Abiec: Exportação de carne bovina do Brasil em 2020 deve superar recorde de 2019

Foto: APPA/Divulgação

Da Reuters

 As exportações brasileiras de carne bovina devem superar em 2020 o recorde de 7,6 bilhões de dólares registrado no ano passado, mesmo diante da crise do coronavírus, disse nesta quinta-feira o presidente da Associação Brasileira das Indústrias Exportadoras de Carnes (Abiec), Antônio Jorge Camardelli.

Segundo ele, quando acabar a pandemia, os países que tiverem as cadeias mais organizadas, como o Brasil, vão ter a chance de aumentar sua participação em mercados globais.

Durante participação em videoconferência, ele destacou que o país não conta com nenhuma unidade produtiva paralisada na área de bovinos, em função da pandemia.

O executivo ressaltou que a China segue como principal destino dos embarques de carne bovina. Em 2019, os chineses responderam por 26,7% das compras (494 mil toneladas) e faturamento de 2,67 bilhões de dólares, segundo dados da Abiec.

Ele ainda destacou que o mercado norte-americano foi reaberto para os exportadores brasileiros da proteína in natura em fevereiro deste ano e melhora a competitividade da cadeia.

“Frigoríficos (do Brasil) que ainda não alcançaram a China podem acessar os EUA”, afirmou.

Apesar das condições sanitárias do Brasil que favorecem as exportações, Camardelli admitiu que o país ainda não atinge cerca de 40% dos mercados importadores, compostos majoritariamente por países que consomem carne gourmet e pagam os melhores preços.

“Queremos participar de países como Japão, Coreia do Sul, México e Canadá, e com isto ampliar cada vez mais nossa participação nos mercados mundiais.”

Aves e suínos

Também por meio de videoconferência, o presidente da Associação Brasileira de Proteína Animal (ABPA), Francisco Turra, afirmou que o cenário continua promissor para as exportações de frango e suínos, mesmo em meio ao cenário de crise causado pela pandemia do coronavírus.

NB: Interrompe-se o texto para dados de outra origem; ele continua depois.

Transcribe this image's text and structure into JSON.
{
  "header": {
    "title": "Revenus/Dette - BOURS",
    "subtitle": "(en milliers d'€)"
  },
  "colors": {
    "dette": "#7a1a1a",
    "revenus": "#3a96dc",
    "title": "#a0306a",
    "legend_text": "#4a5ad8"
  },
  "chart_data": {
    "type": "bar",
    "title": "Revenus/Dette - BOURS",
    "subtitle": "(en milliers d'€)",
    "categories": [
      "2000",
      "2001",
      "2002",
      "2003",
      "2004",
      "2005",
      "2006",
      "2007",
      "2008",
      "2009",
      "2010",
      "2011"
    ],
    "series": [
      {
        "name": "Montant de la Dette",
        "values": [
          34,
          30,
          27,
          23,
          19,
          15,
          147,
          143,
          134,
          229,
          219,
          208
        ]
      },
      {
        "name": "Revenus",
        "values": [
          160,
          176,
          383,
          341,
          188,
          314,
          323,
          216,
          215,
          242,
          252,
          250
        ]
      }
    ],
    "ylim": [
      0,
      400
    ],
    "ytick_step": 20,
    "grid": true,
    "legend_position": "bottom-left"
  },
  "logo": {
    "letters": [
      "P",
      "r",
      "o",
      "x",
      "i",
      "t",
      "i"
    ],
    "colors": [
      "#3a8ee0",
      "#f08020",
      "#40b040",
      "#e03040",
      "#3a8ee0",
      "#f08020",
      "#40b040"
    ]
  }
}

“Passamos a pandemia com sanidade animal impecável, até os EUA perderam uma fatia grande por problemas internos”, disse Turra, em referência aos frigoríficos que foram fechados temporariamente nos EUA devido ao contágio da Covid-19 entre os funcionários.

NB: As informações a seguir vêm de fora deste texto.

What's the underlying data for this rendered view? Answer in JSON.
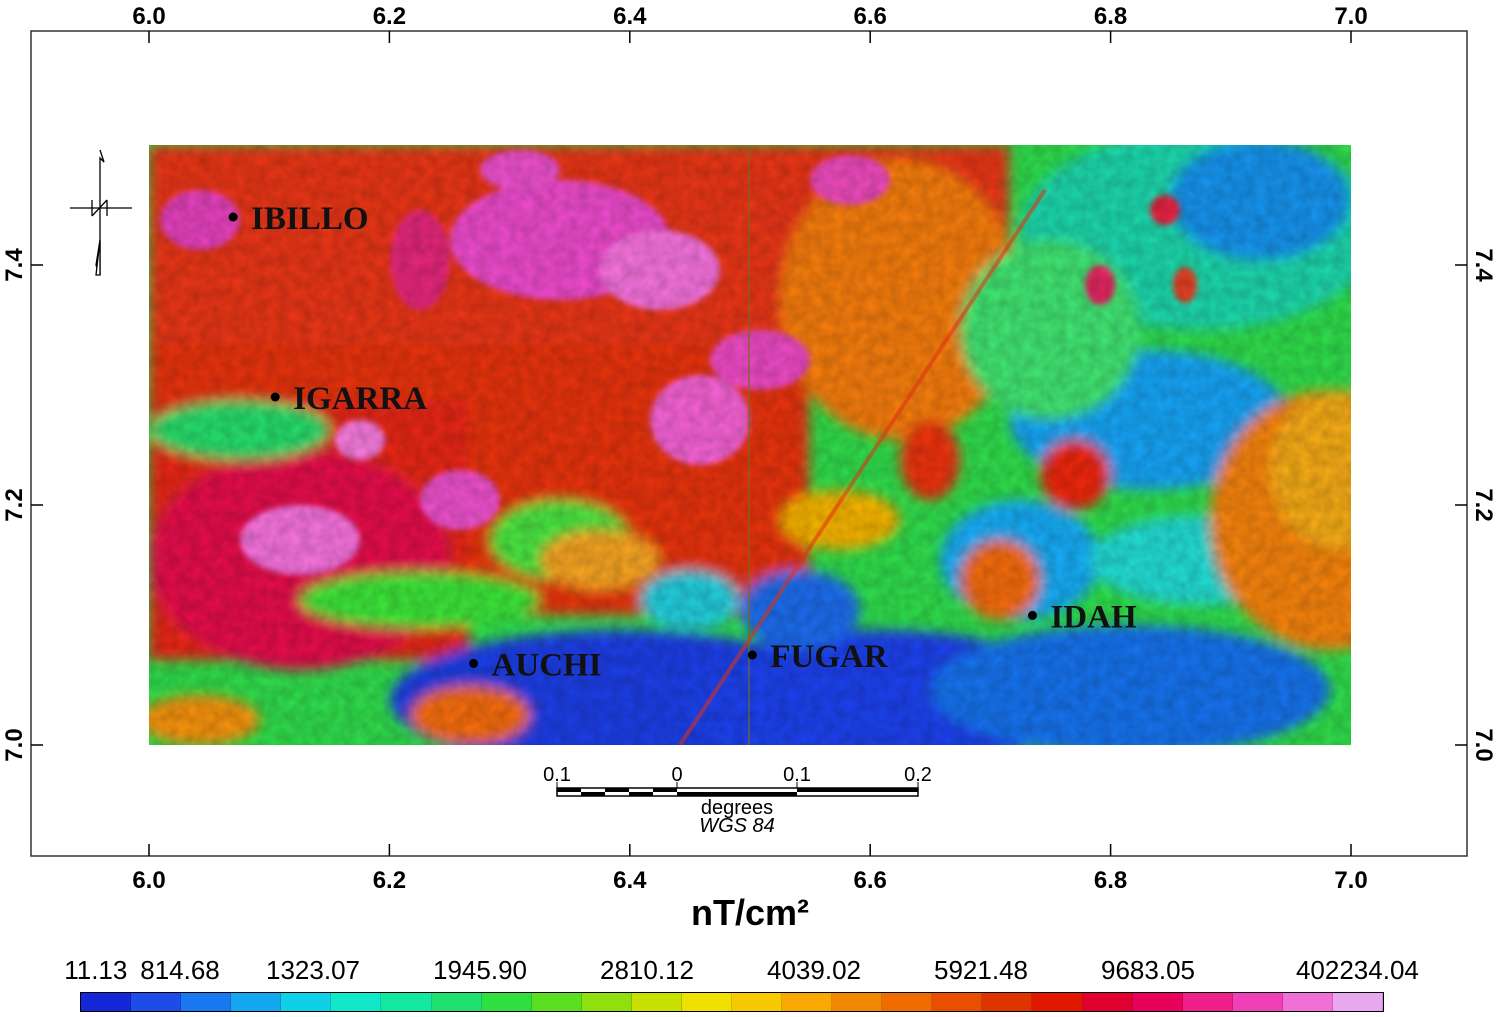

No Brasil, o caso mais grave foi detectado em uma unidade de aves da JBS em Passo Fundo (RS), que teve as atividades retomadas nesta semana após um período de suspensão. Lá, mais de 60 funcionários testaram positivo para o vírus.

Quanto ao acesso aos mercados, Turra também destacou os chineses como principais compradores tanto de aves quanto de suínos. “China é importadora de 17% do que exportamos de aves e 47% do que exportamos em suínos”.

As importações totais de carnes pela China nos quatro primeiros meses de 2020 avançaram 82% na comparação anual, para 3,03 milhões de toneladas, informou a Administração Geral de Alfândegas do país asiático nesta quinta-feira 7.